Когда шаманка крикнула: «Говори!», все звуки внизу оборвались. Все взоры устремились на Симу и того воина, что гневным взглядом буравил ее. Но девушка уже не боялась, она подняла правую руку, вытянула ее вперед ладонью и вместе с поднявшимся ветром в степь полетели магические фразы. Сима произносила доселе неизвестные ей слова, которые объединили значения символов в заклятие: «Луч божественного света, посланный на землю оком Великого Тенгри, да осветит мир, да раскрутит несокрушимое оружие Великих Духов Света, дабы поразить Духов Тьмы и разрушить чары зла, ниспосланные на Великого Воина Неба, закрывшие от него кровью и плачем невинных, его истинное предназначение. Силой, данной мне Тенгри, волей, ниспосланной Умай, я, Рожденный Свободным, приказываю тебе, мятежный дух, покинуть земли и воды мира людей и отправиться к Отцу Небесному! Я дарую тебе свое прощение! Да будет так во имя любви и созидания во всем мире!»

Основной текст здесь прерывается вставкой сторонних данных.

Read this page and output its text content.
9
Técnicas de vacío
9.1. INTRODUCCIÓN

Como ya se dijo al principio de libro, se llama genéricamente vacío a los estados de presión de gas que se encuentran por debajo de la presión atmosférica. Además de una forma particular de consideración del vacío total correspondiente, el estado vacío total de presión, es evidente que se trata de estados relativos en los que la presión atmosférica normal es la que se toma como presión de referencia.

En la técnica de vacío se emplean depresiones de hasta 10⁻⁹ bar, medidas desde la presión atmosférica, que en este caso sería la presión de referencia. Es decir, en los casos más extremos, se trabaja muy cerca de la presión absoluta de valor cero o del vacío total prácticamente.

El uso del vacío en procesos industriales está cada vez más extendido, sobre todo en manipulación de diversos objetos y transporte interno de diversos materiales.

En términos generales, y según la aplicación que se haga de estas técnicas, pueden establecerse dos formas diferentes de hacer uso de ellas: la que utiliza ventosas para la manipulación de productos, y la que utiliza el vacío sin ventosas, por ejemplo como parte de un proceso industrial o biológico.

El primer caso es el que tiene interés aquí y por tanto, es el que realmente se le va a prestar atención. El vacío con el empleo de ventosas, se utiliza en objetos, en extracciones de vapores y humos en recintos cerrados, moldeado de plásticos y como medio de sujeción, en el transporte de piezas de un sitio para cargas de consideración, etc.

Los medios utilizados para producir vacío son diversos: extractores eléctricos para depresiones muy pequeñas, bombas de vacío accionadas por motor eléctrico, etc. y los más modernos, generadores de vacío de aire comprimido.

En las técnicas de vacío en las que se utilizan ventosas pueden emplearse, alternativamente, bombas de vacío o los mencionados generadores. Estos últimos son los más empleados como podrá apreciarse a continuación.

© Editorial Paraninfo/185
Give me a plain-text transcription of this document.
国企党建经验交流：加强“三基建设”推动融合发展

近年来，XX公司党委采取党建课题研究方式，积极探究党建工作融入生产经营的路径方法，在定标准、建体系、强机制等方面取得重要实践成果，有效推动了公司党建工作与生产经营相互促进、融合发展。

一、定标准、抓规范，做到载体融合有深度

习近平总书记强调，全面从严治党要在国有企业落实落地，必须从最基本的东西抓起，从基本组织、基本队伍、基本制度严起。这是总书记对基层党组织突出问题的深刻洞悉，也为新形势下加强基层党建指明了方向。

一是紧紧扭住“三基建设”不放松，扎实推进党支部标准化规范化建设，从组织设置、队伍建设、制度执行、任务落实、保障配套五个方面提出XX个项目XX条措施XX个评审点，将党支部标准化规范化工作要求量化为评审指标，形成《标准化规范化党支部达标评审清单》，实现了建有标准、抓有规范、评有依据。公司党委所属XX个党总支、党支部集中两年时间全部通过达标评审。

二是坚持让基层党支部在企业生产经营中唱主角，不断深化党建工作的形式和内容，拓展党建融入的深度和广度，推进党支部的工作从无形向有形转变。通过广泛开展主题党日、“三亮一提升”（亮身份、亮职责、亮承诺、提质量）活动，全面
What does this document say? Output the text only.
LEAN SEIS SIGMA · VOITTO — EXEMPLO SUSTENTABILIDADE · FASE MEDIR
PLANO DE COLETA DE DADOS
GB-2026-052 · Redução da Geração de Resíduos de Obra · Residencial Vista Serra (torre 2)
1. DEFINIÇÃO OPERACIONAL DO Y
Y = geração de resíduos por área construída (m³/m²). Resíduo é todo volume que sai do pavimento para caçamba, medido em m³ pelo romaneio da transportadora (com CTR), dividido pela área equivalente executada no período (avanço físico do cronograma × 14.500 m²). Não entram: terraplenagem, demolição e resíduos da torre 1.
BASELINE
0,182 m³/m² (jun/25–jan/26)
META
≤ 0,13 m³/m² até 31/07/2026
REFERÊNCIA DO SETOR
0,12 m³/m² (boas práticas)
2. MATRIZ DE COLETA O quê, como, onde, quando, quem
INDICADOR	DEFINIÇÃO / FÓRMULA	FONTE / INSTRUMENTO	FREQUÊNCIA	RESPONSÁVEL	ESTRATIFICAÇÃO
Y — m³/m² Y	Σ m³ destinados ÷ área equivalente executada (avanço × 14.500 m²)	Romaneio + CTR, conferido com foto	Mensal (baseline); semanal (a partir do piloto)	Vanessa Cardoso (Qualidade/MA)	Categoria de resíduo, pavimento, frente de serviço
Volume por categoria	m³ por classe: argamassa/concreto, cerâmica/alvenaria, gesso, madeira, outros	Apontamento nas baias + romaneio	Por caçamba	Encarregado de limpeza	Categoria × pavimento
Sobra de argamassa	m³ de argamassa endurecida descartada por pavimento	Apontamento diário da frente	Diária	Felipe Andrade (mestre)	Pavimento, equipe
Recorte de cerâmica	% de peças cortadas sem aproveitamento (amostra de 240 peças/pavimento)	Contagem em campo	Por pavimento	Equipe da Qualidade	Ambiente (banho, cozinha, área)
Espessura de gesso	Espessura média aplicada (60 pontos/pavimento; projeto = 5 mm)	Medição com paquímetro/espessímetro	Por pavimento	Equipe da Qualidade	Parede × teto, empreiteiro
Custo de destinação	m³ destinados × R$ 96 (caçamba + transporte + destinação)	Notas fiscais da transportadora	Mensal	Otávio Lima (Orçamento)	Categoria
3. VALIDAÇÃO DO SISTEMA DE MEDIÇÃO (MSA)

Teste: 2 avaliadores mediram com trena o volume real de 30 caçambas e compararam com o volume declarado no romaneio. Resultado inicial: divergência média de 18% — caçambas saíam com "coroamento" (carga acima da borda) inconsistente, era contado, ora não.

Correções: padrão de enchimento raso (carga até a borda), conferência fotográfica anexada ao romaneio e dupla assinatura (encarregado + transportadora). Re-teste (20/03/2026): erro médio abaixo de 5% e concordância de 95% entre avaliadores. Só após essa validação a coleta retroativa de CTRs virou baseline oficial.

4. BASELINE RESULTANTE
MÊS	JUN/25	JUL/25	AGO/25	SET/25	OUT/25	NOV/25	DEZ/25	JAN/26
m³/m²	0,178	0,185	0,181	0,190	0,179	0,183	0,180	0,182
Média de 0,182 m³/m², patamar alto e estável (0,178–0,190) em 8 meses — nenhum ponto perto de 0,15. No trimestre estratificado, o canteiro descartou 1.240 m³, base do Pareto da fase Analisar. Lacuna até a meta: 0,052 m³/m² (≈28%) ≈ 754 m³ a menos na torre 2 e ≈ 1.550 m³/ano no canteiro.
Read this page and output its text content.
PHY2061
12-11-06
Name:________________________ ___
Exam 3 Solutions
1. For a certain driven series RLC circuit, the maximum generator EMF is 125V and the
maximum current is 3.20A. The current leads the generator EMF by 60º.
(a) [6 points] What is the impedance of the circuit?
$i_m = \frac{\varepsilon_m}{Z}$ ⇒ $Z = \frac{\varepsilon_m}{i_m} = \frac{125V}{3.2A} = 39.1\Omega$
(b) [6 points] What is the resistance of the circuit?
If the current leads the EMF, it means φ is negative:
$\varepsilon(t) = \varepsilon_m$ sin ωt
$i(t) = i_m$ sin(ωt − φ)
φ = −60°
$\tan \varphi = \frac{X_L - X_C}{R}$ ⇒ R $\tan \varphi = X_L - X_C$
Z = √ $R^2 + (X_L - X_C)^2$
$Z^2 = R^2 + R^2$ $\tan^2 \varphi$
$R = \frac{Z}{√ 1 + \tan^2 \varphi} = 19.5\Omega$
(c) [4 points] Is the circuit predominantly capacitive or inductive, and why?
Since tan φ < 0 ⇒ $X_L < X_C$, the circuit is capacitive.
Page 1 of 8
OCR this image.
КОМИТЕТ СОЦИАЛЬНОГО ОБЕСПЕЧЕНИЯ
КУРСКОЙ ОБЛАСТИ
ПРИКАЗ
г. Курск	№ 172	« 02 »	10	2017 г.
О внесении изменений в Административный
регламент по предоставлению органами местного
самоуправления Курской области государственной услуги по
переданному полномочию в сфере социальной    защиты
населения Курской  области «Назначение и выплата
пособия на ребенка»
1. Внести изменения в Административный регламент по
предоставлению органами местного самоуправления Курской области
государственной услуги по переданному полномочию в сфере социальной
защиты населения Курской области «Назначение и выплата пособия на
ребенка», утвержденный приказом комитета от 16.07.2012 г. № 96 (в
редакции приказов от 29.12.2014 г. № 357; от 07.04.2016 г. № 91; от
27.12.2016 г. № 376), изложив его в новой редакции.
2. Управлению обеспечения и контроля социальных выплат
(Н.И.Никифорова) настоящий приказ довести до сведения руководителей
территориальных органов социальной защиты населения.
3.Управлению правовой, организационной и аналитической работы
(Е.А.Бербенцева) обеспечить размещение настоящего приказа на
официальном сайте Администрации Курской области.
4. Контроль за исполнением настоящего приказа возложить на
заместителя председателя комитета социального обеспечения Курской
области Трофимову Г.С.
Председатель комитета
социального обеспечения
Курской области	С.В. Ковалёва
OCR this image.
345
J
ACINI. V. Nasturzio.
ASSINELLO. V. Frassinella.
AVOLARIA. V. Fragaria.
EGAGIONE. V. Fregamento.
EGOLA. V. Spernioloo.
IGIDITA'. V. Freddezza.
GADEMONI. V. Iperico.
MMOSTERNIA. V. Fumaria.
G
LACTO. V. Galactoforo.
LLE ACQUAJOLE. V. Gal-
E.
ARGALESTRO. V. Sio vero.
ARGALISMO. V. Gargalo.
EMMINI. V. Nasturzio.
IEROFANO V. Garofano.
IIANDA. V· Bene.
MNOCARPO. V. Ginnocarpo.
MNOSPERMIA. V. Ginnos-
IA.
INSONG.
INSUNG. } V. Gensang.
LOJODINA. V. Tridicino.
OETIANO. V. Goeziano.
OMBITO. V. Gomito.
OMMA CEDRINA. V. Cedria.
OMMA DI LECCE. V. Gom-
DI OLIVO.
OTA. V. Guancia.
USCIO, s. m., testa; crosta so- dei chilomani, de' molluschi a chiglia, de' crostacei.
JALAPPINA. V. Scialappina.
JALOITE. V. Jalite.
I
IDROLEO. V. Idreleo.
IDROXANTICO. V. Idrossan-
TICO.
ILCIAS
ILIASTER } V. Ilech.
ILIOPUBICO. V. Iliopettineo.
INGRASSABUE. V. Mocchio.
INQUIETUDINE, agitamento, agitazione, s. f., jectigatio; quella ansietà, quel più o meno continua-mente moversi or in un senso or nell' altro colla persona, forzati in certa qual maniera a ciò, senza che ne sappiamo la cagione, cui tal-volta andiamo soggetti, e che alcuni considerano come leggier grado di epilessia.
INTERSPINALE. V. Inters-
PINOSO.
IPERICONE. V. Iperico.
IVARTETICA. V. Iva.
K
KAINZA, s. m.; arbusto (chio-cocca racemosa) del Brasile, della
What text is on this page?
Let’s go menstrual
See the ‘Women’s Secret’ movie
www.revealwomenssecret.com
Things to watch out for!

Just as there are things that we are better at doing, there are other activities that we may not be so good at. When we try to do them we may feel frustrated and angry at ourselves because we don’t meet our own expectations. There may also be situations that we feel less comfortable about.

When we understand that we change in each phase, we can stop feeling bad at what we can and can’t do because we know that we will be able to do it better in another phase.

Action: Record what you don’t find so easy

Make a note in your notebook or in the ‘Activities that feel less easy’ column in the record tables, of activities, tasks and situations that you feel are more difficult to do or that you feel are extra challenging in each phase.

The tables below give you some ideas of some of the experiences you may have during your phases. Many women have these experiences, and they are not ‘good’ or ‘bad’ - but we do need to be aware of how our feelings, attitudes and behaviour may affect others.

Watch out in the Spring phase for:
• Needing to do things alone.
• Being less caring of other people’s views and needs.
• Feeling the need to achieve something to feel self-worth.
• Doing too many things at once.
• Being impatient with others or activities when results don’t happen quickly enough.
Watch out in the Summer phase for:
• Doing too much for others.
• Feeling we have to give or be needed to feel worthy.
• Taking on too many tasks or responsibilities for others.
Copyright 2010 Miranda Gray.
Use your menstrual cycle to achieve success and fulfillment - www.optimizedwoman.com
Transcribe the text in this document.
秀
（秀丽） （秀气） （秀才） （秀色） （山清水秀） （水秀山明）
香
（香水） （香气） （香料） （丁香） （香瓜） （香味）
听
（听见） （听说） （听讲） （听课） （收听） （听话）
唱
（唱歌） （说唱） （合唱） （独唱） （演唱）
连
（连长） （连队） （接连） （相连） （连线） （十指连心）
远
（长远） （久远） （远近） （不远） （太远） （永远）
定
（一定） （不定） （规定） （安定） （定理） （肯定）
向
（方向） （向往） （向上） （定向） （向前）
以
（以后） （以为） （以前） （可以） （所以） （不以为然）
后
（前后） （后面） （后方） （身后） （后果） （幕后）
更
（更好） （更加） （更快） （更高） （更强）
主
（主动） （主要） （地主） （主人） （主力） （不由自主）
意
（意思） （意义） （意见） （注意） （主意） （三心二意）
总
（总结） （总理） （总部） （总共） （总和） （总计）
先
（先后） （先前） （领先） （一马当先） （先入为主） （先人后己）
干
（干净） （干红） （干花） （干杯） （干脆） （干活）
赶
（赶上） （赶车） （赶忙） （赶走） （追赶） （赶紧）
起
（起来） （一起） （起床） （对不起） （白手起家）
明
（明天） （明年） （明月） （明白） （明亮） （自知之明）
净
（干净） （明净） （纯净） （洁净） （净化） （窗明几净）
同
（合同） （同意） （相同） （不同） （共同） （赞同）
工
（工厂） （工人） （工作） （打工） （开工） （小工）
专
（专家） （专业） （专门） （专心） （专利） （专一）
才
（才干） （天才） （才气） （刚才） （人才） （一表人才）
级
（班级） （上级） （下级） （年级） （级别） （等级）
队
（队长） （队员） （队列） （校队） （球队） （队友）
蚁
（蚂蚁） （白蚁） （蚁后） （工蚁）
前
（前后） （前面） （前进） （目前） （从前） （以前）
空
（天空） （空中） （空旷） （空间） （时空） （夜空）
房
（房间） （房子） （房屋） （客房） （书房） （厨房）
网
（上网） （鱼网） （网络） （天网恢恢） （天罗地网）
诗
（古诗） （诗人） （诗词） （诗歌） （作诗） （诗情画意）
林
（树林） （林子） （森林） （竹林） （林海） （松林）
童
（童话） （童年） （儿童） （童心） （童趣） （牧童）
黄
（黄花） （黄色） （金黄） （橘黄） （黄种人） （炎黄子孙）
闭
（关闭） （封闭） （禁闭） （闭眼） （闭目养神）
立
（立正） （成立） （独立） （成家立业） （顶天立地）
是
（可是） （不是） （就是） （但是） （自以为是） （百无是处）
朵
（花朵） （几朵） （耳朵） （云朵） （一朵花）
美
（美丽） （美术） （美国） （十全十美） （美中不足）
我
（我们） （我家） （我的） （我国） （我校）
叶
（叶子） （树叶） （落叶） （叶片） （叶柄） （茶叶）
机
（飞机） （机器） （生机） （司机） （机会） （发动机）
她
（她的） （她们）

Сима подняла руку выше головы, и бессильно уронила ее. По степи пронесся гул. Призрак воина, скованный веками цепями заклятия, почувствовал себя свободным, выпрямился во весь рост, став еще выше Каменной головы. Он посмотрел вдаль, словно пытаясь охватить взглядом простор степи. Его грудь вздыбилась. От сильного выдоха люди сжались, непроизвольно вскрикнув. Воин опустил глаза и увидел маленькую фигурку женщины. Призрак опустился перед ней на колено, пытливо вглядываясь в лицо.
— Ты прощаешь меня, дитя? — в голосе похожем на барабанный гул прозвучало сомнение.
— Я прощаю тебя, Великий воин.
Он, вздохнув с облегчением, так, словно сбросил с себя пудовые цепи, склонил перед Симой голову и невнятно промолвил:
— Спасибо…
Встала шаманка, взяла бубен и запела грозную песню Воителей Света. Призрак обратил тяжелый взор к ней, поднялся, положив руку на меч. Шаманка завершила песню, и призрак Великого Воина растаял.
Сима упала без чувств. А через мост бежал дядя Боря с монтировкой в руке, кроя матом на чем свет стоит и всех казахов, и своего начальника, и бог знает кого еще. Он встал рядом с Симой, повисшей на руках Армана; потрясая монтировкой, забрал девушку от «ирода», который затуманил ей голову. Славка с Жоркой прибежали следом на помощь и все вместе отнесли Симу в лагерь.